What is lacking in the worldly man is precisely that empathy and objectivity which belongs to the dreamer, and which allows him to see through the eyes of other men; or gods, or stones, for that matter. But the worldly man interprets everything through a narrow screen, and therefore thinks that, if he can be comfortable taking up his worldly duties and pursuing his worldly aims, then, so can everyone else. Of course, he acknowledges and makes the "necessary" allowances for obvious physical handicaps, because he must, because he cannot ignore or deny them, but he never goes so far outside of his own subjectivity in order to sympathize, let alone empathize, with the condition of his fellows; in particular, the more eccentric and socially awkward or unacceptable types among them. To do so, he fears, would severely limit his effectiveness in the world. To some extent this is true; uncertainty stimulates and opens the mind, while ultimately paralyzing the will. But it is my basic assertion that this will, because it inhibits the operation of reflection -- and, ultimately, the operations of sympathy, empathy, and compassion, which flow therefrom, -- ought not to be so heavily guarded anyway.
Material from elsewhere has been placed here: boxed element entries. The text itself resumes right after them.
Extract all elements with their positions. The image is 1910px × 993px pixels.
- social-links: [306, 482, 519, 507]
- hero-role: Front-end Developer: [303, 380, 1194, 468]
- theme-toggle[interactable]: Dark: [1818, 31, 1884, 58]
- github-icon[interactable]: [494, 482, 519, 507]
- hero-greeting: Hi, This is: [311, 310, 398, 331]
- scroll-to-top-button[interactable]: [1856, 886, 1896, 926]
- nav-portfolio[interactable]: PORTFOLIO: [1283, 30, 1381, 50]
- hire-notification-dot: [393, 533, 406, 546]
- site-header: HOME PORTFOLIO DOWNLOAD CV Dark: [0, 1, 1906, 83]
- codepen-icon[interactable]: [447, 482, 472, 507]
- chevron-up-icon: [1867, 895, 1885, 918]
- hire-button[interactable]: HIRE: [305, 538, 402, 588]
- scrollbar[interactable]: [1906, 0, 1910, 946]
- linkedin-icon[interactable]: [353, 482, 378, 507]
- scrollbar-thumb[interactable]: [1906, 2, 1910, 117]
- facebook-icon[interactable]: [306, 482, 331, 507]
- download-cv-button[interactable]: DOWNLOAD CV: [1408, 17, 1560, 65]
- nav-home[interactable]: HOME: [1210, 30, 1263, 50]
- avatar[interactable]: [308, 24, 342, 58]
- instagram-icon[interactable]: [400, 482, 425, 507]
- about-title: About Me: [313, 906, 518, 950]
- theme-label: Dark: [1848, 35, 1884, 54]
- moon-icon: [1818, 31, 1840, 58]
There is a gap between these two types wider than that between any two generations which have ever cohabited on the planet. In some cases, where the two types are particularly pronounced, or "pure", -- in other words, when we have, for example, an especially obvious representative of the dreamer contrasted with an equally obvious representative of the worldly man, -- we find two people who are more dissimilar than any two generations, or any two cultures, that have ever existed on the earth, at whatever times. Depending upon the purity of the two types, the discrepancy between them can be severe well beyond our power to imagine it. Nonetheless, it is a reality, and a very formidable one for anyone born with a markedly dreamy or markedly worldly disposition, since, any attempt to impose a one-size-fits-all morality on the whole of society (and such attempts are frequent; anything imposed is "one-size-fits-all") is bound to leave one or the other, or both, of these extreme types in the cold. In our time, it is the dreamer for whom society has no ears. Jung's interpretation of Merlin, from the Grail legend, is particularly applicable here:

"In the twelfth century, when the legend arose, there were as yet no premises by which his intrinsic meaning could be understood. Hence he ended in exile, and hence 'le cri de Merlin' ['the cry of Merlin'] which still sounded from the forest after his death. This cry that no one could understand implies that he lives on in unredeemed form. His story is not yet finished, and he still walks abroad. It might be said that the secret of Merlin was carried on by alchemy, primarily in the figure of Mercurius. Then Merlin was taken up again in my psychology of the unconscious and remains uncomprehended to this day. That is because most people find it quite beyond them to live on close terms with the unconscious. Again and again I have had to learn how hard this is for people."

One hears the objection that there must not be a double standard; that the dreamer must not be held to different responsibilities, or, god forbid, to a different level of responsibility, than the man of the world (and vice-versa, though this is seldom heard). But, is it so unthinkable to these objectors that certain people are fundamentally, in accordance with their deepest natures, different, and that the standards and purposes to which we hold them ought to reflect their differences; their own individual gifts, and the unique destinies to which God has evidently entrusted them, -- rather than reflect society's, or someone else's, narrow expectations for them? And, for God's sake, do not throw "free will" at me. Even the trite objection, "they have free will", does not translate into "they should do as we will them to do".